O corpo que lhe foi entregue, ele sozinho na sala de dissecação, era de um obeso, deitado sobre a laje do cimento, ainda vestido como saíra da enfermaria. Detalhes não importavam, o que valia era a experiência para o jovem operador. A descrição dos atos seguintes são macabros. Tão logo o bisturi penetrou a carne macia, o defunto emitiu um grito tão pavoroso que se repetiu noites de atormentado sono do quase médico. Sentiu que teria cometido um assassínio, sem presença de testemunhas. A carreira se encerrava antes de começar. E ele se transformara um assassino frio. E o que diria a Imprensa? “Jovem estudante de Medicina mata cadáver na aula de anatomia”. Era o início macabro de uma carreira a ser definida e vivida.

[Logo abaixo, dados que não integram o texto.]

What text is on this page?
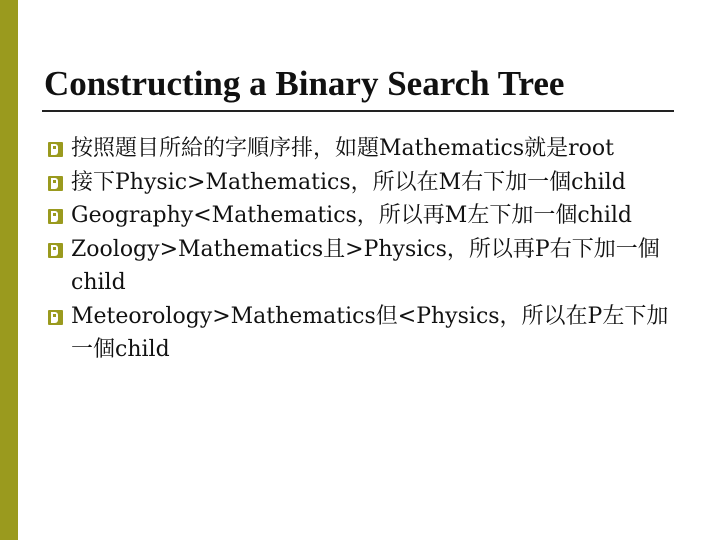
Constructing a Binary Search Tree
按照題目所給的字順序排，如題Mathematics就是root
接下Physic>Mathematics，所以在M右下加一個child
Geography<Mathematics，所以再M左下加一個child
Zoology>Mathematics且>Physics，所以再P右下加一個child
Meteorology>Mathematics但<Physics，所以在P左下加一個child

No decorrer do diário, o protagonista contesta teorias dos sábios gregos, mas confirma que desde a antiguidade se sabe sobre os humores capazes de produzir moléstias diferentes. Mas acha que o fim das velhas teorias muito se deve à máfia da indústria farmacêutica.
Quanto ao seu diário, o personagem planejara escrever 14 mil páginas, como Amiel. Mas raciocinou: “Alguém que se propõe escrever 14 mil páginas de um diário não estaria com o miolo mole?”
Mas quem está com miolo mole jamais pensa estar com miolo mole. E teria vida para tamanha empreitada? Escreveria 38 páginas e meia por dia, durante 365 dias. Mas ele tinha outras atividades, de modo que estabeleceu uma série de rigorosas regras para seu propósito. E suas dúvidas e perquirições eram imensas, não conseguia desfazer-se delas.
Com 45 anos, tornara-se celibatário convicto e resignado, depois de três casamentos frustrados. Somando desventuras e desafios, após visitar a Rússia e comparecer a velórios, chegou à conclusão de que “todo homem tem um limite”. Chegara ao final, ao fim do túnel, mas não havia luz alguma, esperança ou caminho.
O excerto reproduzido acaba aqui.